Sound too good to be true? While having the funds to budget for preventive maintenance is often the biggest hurdle facilities managers face, there are small steps even the most cash-strapped companies can take to become more proactive and less reactive.
Prioritize Your Goals
Before revamping your FM program, it’s helpful to take a step back and assess your priorities first. If your goal is to save on operating costs, take inventory of your equipment and identify which assets could stand to function more efficiently. HVAC systems, for example, require lots of energy—and therefore, money—to run. A preventive maintenance plan that includes routine chemical cleaning of the condensing coils will ensure your HVAC units run less and cool faster.
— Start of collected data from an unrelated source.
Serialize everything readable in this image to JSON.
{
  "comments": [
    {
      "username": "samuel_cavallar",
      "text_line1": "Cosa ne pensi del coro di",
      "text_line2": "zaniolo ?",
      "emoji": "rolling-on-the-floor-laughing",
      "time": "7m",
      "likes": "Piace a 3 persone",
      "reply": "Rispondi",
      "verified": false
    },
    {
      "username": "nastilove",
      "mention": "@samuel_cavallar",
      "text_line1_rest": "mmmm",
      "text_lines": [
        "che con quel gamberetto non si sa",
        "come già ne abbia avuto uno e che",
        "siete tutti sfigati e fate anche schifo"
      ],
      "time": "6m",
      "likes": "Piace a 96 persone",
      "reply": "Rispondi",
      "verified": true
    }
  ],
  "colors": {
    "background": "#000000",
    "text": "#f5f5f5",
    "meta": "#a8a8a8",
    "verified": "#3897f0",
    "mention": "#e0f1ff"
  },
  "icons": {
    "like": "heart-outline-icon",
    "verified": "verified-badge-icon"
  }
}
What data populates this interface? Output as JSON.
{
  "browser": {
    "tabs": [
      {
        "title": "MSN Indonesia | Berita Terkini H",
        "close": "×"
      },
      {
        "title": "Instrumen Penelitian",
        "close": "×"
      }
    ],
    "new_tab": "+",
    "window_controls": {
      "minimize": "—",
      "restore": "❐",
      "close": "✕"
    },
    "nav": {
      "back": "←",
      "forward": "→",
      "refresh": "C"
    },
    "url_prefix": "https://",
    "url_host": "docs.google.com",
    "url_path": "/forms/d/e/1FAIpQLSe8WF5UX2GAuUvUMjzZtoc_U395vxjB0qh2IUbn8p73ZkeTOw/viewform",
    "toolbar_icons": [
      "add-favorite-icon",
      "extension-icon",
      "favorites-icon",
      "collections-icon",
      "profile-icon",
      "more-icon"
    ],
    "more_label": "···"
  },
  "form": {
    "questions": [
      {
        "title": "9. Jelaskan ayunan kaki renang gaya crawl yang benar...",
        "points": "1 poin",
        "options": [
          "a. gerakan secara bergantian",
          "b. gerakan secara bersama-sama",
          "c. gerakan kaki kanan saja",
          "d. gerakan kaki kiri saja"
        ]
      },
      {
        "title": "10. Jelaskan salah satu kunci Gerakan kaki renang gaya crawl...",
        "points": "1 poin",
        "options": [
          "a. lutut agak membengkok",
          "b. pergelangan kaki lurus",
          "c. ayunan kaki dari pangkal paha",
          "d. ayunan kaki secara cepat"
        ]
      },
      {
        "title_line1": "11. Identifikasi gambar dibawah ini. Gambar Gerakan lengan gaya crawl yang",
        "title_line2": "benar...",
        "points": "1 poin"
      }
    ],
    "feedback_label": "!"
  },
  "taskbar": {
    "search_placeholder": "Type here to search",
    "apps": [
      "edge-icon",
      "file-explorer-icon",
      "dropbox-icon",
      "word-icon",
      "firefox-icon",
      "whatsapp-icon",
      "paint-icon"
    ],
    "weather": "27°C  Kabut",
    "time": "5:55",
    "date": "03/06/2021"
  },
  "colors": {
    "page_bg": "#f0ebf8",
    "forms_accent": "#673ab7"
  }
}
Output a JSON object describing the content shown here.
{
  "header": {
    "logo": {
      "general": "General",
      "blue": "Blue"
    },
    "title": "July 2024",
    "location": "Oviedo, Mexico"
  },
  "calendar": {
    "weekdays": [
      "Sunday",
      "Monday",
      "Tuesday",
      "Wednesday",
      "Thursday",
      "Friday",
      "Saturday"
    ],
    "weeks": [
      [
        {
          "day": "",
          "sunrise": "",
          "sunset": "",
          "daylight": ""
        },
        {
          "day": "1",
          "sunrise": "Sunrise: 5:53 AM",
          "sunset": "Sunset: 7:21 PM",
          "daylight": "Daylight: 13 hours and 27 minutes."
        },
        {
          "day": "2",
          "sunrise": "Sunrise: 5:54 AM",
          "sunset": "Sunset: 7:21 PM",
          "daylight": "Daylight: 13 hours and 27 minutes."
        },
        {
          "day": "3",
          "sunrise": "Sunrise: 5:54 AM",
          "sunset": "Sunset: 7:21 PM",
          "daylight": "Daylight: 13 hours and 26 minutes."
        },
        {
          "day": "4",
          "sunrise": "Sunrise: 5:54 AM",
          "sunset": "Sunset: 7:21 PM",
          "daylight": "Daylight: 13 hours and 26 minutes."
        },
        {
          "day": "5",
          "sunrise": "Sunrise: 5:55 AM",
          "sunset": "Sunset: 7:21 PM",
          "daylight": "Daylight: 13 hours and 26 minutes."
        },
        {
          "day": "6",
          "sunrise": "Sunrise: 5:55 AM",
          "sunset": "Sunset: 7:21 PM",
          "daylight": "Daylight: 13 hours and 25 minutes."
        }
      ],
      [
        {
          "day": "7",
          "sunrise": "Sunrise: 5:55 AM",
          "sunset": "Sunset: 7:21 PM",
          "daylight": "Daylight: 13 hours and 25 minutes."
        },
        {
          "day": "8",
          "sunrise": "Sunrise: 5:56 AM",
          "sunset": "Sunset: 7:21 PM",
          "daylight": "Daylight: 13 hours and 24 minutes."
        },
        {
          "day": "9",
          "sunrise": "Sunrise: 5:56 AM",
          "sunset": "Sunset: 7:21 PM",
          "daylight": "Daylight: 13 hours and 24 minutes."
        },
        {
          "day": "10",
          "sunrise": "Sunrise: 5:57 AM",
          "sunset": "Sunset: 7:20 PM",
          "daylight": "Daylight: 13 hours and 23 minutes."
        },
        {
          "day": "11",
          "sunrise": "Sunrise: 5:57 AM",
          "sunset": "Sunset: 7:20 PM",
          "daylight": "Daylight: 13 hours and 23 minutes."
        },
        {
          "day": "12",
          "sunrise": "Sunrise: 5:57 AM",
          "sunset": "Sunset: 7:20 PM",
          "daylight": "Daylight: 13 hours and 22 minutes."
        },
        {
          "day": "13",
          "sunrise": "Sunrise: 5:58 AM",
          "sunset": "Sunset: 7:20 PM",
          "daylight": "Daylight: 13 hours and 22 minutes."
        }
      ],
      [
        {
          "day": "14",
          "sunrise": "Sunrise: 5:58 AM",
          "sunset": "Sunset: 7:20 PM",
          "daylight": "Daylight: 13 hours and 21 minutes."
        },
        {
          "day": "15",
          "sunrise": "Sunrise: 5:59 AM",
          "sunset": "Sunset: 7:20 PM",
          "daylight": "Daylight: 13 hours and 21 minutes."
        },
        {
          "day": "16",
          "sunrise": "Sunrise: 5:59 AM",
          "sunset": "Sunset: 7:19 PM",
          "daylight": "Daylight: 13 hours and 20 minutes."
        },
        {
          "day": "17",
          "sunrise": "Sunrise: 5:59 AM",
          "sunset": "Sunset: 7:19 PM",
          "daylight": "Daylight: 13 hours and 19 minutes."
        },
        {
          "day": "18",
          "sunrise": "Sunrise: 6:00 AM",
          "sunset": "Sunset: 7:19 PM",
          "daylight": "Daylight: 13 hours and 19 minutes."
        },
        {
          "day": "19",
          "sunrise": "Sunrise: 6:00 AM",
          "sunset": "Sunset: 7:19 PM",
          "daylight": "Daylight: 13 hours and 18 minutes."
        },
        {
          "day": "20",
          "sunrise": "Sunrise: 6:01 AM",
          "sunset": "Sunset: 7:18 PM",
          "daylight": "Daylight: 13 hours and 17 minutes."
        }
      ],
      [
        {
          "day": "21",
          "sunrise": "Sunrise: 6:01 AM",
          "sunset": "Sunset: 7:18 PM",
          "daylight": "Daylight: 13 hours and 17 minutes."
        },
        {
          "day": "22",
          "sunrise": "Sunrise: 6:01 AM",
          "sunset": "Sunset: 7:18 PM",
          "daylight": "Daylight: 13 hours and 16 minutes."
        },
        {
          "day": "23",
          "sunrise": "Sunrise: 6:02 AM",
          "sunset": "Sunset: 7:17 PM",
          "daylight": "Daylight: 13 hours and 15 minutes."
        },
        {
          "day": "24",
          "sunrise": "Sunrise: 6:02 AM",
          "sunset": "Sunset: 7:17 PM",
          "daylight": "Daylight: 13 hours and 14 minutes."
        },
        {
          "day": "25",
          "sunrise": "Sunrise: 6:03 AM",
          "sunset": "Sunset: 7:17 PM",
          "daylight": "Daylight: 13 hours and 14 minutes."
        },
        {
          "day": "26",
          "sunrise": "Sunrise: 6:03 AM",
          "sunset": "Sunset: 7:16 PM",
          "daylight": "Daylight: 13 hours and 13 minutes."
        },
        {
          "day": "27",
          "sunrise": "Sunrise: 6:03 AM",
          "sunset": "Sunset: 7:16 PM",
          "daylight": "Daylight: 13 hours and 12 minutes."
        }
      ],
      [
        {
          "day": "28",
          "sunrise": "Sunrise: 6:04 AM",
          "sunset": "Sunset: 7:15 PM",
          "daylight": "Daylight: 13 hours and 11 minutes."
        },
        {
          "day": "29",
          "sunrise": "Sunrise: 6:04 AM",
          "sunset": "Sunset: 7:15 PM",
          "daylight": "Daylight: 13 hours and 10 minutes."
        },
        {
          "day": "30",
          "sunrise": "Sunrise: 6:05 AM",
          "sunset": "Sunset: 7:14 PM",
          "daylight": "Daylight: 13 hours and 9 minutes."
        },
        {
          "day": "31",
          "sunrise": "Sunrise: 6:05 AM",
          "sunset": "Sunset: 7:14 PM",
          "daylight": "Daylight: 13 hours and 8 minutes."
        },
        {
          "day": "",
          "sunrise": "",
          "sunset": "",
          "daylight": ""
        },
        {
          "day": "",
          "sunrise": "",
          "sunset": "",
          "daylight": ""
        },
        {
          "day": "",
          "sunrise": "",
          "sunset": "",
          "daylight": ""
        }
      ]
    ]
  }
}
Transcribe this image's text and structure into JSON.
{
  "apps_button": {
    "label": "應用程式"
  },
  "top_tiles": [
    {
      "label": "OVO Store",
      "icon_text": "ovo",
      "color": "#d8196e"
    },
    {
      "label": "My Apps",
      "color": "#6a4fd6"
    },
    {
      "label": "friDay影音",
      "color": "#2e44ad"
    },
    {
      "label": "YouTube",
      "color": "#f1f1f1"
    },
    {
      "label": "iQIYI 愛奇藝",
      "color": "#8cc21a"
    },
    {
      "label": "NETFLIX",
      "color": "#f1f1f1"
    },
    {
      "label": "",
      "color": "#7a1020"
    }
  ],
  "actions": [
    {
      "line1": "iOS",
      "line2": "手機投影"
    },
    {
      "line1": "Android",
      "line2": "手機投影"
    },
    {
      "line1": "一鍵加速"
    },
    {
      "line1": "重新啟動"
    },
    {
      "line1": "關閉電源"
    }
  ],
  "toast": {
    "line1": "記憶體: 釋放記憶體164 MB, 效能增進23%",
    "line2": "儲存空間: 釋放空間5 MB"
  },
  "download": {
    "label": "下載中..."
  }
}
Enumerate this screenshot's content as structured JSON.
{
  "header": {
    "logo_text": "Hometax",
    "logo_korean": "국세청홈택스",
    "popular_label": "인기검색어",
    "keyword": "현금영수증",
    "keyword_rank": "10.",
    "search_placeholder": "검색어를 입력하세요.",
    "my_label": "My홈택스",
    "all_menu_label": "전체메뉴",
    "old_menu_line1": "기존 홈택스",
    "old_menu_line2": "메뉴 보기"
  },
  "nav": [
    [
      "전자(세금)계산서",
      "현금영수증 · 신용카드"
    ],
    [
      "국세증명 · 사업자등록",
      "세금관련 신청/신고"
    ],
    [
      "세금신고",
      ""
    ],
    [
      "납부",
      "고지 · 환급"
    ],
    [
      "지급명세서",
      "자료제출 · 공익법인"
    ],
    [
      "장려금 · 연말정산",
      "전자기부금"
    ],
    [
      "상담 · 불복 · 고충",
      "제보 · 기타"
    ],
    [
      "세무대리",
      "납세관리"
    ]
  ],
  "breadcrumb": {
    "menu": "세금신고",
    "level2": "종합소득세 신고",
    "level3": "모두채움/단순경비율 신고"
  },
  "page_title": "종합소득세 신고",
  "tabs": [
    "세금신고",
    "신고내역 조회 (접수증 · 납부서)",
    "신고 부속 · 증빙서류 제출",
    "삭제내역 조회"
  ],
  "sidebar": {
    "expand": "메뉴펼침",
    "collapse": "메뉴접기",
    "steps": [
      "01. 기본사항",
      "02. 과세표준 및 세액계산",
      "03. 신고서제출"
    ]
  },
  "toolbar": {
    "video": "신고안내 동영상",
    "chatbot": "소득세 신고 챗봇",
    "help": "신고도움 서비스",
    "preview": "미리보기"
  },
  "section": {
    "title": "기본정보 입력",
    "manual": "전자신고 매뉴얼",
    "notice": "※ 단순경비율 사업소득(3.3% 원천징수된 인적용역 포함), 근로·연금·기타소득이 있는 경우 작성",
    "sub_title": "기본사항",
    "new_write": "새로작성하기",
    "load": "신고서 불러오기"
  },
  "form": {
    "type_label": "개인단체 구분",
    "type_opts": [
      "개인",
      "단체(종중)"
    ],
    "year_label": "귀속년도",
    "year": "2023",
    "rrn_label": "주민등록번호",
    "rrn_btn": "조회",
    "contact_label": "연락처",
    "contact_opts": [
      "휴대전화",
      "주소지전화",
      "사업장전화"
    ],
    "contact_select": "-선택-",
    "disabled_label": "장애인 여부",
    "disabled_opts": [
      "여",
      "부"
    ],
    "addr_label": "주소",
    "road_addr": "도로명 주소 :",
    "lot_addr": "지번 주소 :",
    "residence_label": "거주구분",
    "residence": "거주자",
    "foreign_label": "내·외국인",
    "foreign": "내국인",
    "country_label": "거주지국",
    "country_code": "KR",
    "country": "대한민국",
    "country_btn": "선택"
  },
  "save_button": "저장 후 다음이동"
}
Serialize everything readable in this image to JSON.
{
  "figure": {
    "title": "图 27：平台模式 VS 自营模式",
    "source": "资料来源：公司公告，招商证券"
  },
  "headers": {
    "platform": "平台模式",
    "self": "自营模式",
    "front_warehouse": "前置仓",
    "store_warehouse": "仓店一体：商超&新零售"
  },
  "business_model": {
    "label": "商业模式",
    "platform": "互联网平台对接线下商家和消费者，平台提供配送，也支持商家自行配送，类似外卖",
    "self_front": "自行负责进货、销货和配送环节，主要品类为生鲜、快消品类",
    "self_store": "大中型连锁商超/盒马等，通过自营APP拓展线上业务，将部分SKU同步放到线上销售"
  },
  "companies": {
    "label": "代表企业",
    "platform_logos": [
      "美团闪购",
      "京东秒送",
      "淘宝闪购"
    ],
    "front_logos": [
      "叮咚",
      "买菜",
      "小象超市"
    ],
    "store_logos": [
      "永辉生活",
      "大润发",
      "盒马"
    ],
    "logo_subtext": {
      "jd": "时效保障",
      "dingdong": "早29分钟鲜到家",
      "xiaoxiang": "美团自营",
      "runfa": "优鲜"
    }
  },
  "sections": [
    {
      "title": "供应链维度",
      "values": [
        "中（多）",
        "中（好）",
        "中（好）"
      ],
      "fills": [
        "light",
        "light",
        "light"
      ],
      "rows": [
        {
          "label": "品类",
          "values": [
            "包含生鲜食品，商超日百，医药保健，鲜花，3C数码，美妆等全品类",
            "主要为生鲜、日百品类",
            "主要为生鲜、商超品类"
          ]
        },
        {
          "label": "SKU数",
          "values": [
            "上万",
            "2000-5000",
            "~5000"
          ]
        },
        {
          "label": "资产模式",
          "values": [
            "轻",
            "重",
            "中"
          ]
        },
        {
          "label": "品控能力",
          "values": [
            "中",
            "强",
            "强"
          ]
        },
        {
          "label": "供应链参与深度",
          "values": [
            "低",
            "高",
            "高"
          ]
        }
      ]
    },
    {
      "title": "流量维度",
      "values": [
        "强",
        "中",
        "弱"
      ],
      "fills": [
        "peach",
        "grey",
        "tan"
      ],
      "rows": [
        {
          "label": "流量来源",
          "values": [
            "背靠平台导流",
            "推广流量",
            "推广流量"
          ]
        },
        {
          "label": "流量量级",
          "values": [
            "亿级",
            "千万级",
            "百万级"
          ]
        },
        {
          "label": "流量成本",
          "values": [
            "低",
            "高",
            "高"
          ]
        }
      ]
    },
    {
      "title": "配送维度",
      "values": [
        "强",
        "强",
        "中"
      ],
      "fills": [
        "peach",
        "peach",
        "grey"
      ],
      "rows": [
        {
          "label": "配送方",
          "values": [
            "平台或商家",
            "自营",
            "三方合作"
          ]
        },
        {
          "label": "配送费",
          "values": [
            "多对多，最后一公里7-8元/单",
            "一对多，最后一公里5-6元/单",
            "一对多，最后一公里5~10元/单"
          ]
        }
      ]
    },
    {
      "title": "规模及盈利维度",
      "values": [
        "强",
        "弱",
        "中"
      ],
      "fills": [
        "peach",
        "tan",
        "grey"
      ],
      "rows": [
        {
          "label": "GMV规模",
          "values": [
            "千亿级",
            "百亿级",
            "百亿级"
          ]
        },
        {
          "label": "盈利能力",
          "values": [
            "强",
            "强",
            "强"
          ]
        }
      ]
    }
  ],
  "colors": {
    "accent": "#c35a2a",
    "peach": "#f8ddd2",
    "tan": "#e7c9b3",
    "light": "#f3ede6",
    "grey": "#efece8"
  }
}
Focus on Customer-Facing Initiatives
How your facilities look and feel has a huge impact on the customers who walk through your doors. In fact, 1 in 3 consumers will abandon a brand they love after just one bad experience and 95 percent of shoppers say exterior appearance influences where they choose to shop.
Look around and ask yourself: Do your facilities suffer from a lack of TLC? You might not consider a few broken lightbulbs a crisis, but something that’s harmless on the surface might cause your customers to wonder if you’re going out of business. If your carpets look ragged or your parking lot is full of potholes, you might consider engineering a preventive maintenance schedule, complete with automated prompts, that will help you address wear and tear.
Remember the three “S’s”
When you’re uncertain whether a particular project is worth pursuing, remember the three S’s:
If the project in question won’t directly improve your company’s sales, safety or security, don’t bother wasting the expense. Keep these priorities top of mind when putting together your next preventive maintenance schedule to ensure you remain focused on initiatives that move your business forward.
Organizations wind up deferring maintenance for one major reason: money. But in the end, you’re going to have to spend those dollars anyway. By spending a little upfront, before major malfunctions or breakdowns threaten to derail your entire FM budget, you can save on costly repairs in the long run. Preventing issues rather than deferring them will also ensure your store is a place customers want to visit.